One of the biggest hacks in cryptocurrency history occurred on the Bybit platform, resulting in the theft of over $1.4 billion. Shortly after the incident, hackers managed to launder a significant portion of the funds using the THORChain protocol.
50% Stolen Assets Laundered
According to a report from Lookonchain on February 28, 2025, hackers used the THORChain protocol to move and launder the stolen funds. Data disclosed by Lookonchain revealed that by February 28, the Lazarus hacker group had successfully laundered approximately 54% of the stolen funds while still holding 229,395 ETH.

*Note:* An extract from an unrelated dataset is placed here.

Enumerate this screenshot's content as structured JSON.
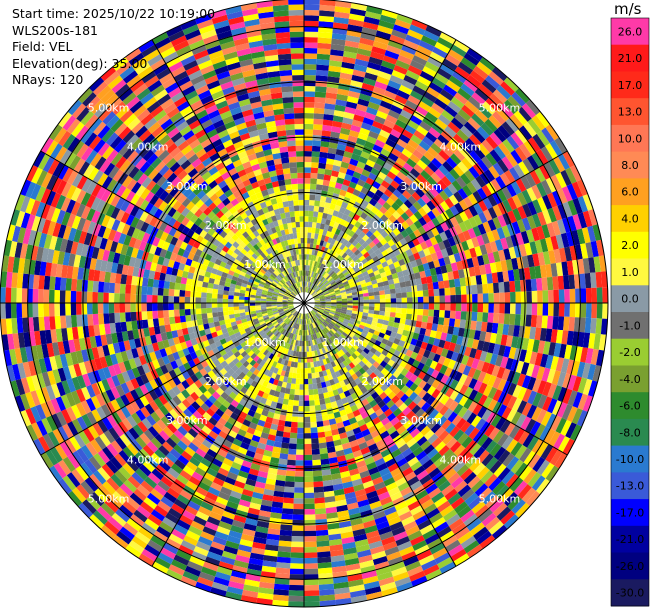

THORChain's Role in Data Handling
THORChain, which had previously assisted Bybit in blacklisting suspicious wallets, became a tool for moving the stolen funds. According to DefiLlama, this led to a tenfold increase in swap volume through THORChain, from $80 million to $800 million daily.
Community Reaction and Consequences
The Bybit hack sparked controversy in the crypto community, particularly regarding the privacy features provided by THORChain. An internal vote to block transactions associated with the Bybit hack was held but ultimately canceled, as developer Oleg Petrov stated. This resulted in the resignation of a core THORChain developer known as Pluto. Additionally, a validator named TCB threatened to resign if the flow of illicit funds was not stopped.
The Bybit hack highlights the vulnerabilities that still exist in the crypto world. Despite the transparency of blockchain technologies, incidents like this underscore the need for enhanced security and collaboration between regulators and the community.